Il caso del paziente curato a Niguarda ha richiesto un ricovero di tre settimane, un tempo necessario per combinare trattamenti medici e topici. Si è cercato di spegnere l’abnorme reazione immunitaria attraverso l’infusione di immunoglobuline e cortisone a cui si è affiancata una procedura di “purificazione” del sangue chiamata plasmaferesi. In parallelo si è lavorato anche sul danno epidermico che aveva portato ad un completo distacco dell’intera barriera protettiva del corpo.
“In queste situazioni si procede con trattamenti mirati sulla cute e l’applicazione di garze grasse, imbevute di sostanze medicamentose, con composizione differente a seconda della ferita da curare – indica il chirurgo plastico – Si tratta di speciali medicazioni che, oltre a proteggere, contribuiscono attivamente alla rigenerazione dell’epidermide.
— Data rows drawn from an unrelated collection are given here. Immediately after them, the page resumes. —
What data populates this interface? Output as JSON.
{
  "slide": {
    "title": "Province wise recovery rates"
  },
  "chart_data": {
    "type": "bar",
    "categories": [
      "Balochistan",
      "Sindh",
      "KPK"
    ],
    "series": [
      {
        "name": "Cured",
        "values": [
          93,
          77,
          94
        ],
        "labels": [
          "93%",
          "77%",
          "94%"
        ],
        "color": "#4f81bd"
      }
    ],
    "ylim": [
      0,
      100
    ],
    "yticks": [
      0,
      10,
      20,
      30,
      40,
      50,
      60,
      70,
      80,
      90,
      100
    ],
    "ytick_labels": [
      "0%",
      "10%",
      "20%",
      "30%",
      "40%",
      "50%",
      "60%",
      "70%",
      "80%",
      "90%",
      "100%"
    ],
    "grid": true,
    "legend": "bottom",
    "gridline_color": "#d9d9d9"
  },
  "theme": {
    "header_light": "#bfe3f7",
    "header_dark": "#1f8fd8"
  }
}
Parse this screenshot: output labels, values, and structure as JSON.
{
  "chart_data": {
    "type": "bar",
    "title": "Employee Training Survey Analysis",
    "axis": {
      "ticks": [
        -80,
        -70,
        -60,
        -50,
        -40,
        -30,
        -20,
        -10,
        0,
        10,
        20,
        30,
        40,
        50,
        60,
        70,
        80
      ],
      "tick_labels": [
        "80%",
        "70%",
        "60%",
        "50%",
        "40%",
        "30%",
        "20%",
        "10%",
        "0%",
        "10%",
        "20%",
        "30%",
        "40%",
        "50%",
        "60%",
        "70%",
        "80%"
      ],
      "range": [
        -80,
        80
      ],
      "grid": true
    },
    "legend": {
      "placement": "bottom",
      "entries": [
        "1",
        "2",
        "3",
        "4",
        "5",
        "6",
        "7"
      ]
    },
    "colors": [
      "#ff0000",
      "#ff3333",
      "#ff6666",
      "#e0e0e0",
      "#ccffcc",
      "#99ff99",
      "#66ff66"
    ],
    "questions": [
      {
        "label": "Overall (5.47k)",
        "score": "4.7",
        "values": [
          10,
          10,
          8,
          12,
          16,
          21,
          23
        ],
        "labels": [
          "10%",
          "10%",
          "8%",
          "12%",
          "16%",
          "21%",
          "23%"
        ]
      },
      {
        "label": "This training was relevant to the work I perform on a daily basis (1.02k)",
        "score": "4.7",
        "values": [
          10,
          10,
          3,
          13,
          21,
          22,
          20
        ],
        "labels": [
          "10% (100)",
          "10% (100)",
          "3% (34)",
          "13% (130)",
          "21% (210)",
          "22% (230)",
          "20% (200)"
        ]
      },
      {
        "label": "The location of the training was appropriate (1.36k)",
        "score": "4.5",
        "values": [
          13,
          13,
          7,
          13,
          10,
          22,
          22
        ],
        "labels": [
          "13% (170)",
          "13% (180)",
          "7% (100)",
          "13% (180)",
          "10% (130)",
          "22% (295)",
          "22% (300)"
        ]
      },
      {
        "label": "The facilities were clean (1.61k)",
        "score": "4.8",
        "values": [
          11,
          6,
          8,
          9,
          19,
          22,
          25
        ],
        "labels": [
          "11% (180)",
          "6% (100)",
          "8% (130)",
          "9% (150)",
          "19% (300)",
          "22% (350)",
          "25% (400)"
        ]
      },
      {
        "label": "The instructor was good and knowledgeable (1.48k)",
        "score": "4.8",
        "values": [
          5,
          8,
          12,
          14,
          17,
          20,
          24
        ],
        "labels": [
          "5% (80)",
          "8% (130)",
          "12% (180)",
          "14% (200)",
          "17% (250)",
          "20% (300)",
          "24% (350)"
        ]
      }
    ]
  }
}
Le condizioni del paziente erano molto critiche, per fortuna con l’approccio in team che ha coinvolto lo staff del centro ustioni, l’allergologia e l’oculistica (ndr, per complicazioni insorte alle mucose oculari) siamo riusciti a scongiurare il peggio”.
Ovviamente in futuro è imperativo che il paziente eviti l’uso del farmaco che ha scatenato la reazione, ma è importante non farsi prendere dalla “fobia dei farmaci” nonostante la violenza della sindrome che in Lombardia conta 10 casi all’anno.
“Non si conosce ancora il meccanismo con cui si sviluppa questa sindrome – spiega Schroeder – ma la reazione sembra essere la conseguenza di un’abnorme attivazione a livello cutaneo dei messaggi di morte programmata cellulare (apoptosi). È come se un gran numero di cellule dello strato più superficiale della pelle, l’epidermide, ricevesse un comando di suicidio di massa. Si sospetta una componente genetica coinvolta e il lavoro del gruppo REACT punta proprio al monitoraggio di questi casi per comprendere meglio i meccanismi alla base della sindrome di Lyell e della sindrome di Stevens-Johnson”.